Oral
in
Affinity Workshop: Global South AI
Linguistic Colonialism in the Age of Large Language Models: A Need for Diverse and Inclusive Regional Language Considerations
Sundaraparipurnan Narayanan
Keywords: [ Datasets ] [ benchmark ] [ LLM ]
LLMs are contributing to a growing issue of linguistic colonialism, emphasizing the need for socially responsible approaches to safeguard low-resource and regional languages. The current tendency to prioritize English-centric models, training data, and evaluation benchmark datasets poses a potential threat to language equality and the preservation of linguistic diversity. Large Language Models (LLMs), such as LLAMA2 and FALCON, are predominantly trained on English text. The Llama2 and FALCON models provides explicit information about the language composition of its training dataset, with English accounting for 89% and 100% of the data respectively. However, the technical report for GPT4 does not explicitly mention its training dataset's language(s). The evaluations and testing of these models are primarily conducted within an English environment, hence constraining their practical relevance to languages other than English.

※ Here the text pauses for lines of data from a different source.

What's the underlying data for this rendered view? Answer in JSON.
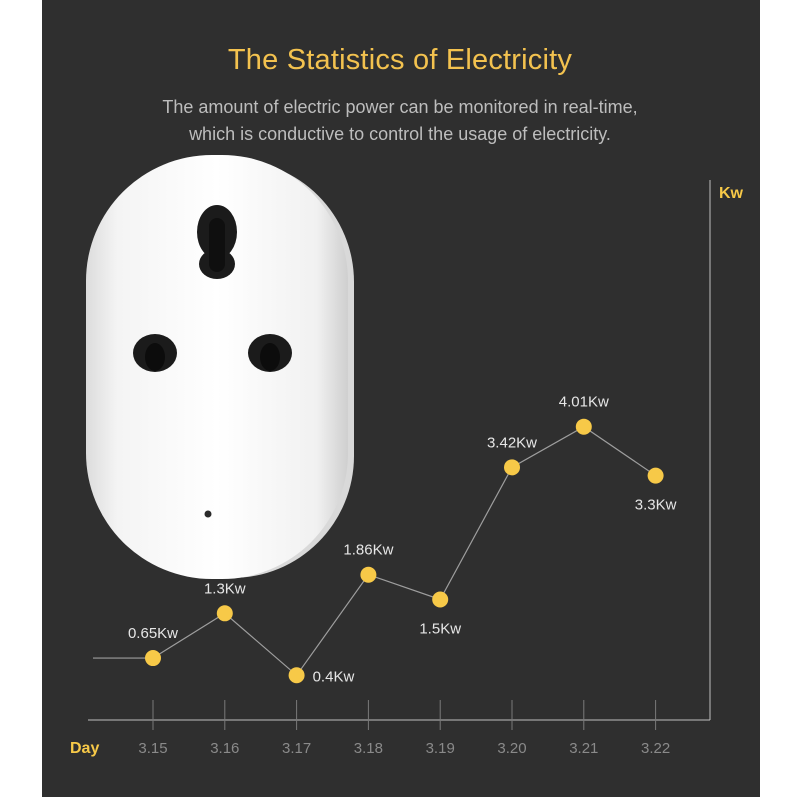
{
  "header": {
    "title": "The Statistics of Electricity",
    "subtitle_lines": [
      "The amount of electric power can be monitored in real-time,",
      "which is conductive to control the usage of electricity."
    ]
  },
  "colors": {
    "panel": "#2f2f2f",
    "accent": "#f7c948",
    "title": "#f3c24f",
    "text": "#bdbdbd",
    "tick": "#8a8a8a",
    "axis": "#bfbfbf",
    "line": "#9e9e9e",
    "label": "#e6e6e6"
  },
  "product": {
    "icon": "smart-plug-socket-icon"
  },
  "chart_data": {
    "type": "line",
    "xlabel": "Day",
    "ylabel": "Kw",
    "categories": [
      "3.15",
      "3.16",
      "3.17",
      "3.18",
      "3.19",
      "3.20",
      "3.21",
      "3.22"
    ],
    "ylim": [
      0,
      6.2
    ],
    "grid": false,
    "series": [
      {
        "values": [
          0.65,
          1.3,
          0.4,
          1.86,
          1.5,
          3.42,
          4.01,
          3.3
        ],
        "labels": [
          "0.65Kw",
          "1.3Kw",
          "0.4Kw",
          "1.86Kw",
          "1.5Kw",
          "3.42Kw",
          "4.01Kw",
          "3.3Kw"
        ]
      }
    ]
  }
}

The benchmarks used in LLAMA 2 for commonsense reasoning, world knowledge, reading comprehension were in English. Similarly, the benchmarks used for GPT4 were in english including the Uniform Bar Exam, LSAT, and GRE. The LLAMA2 suggests that its applicability in other languages may be compromised, due to it being predominantly trained on English. On the other hand GPT 4, notes that, 24 out of 26 non-English languages exhibited better MMLU benchmarks (with auto translated benchmark datasets) against results obtained by GPT 3.5 in English without providing detailed information regarding the sample size used for evaluation. This study proposes a shift in perspective towards the development of language models and associated benchmark datasets that are designed with inclusive regional language considerations. The study wants to create separate MMLU (Massive Multitask Language Understanding) validation sets for nine languages: Italian, Spanish, French, German, Russian, Arabic, Bengali, Urdu, and Marathi. These are the nine languages that were looked at in the GPT4 study. In addition, the research proposes to build validation sets for six additional languages:Tamil, Bahasa, Hindi, Kannada, Gujarati, and Portuguese. Regional questions and considerations will be developed for every language instead of translation versions of the MMLU for English.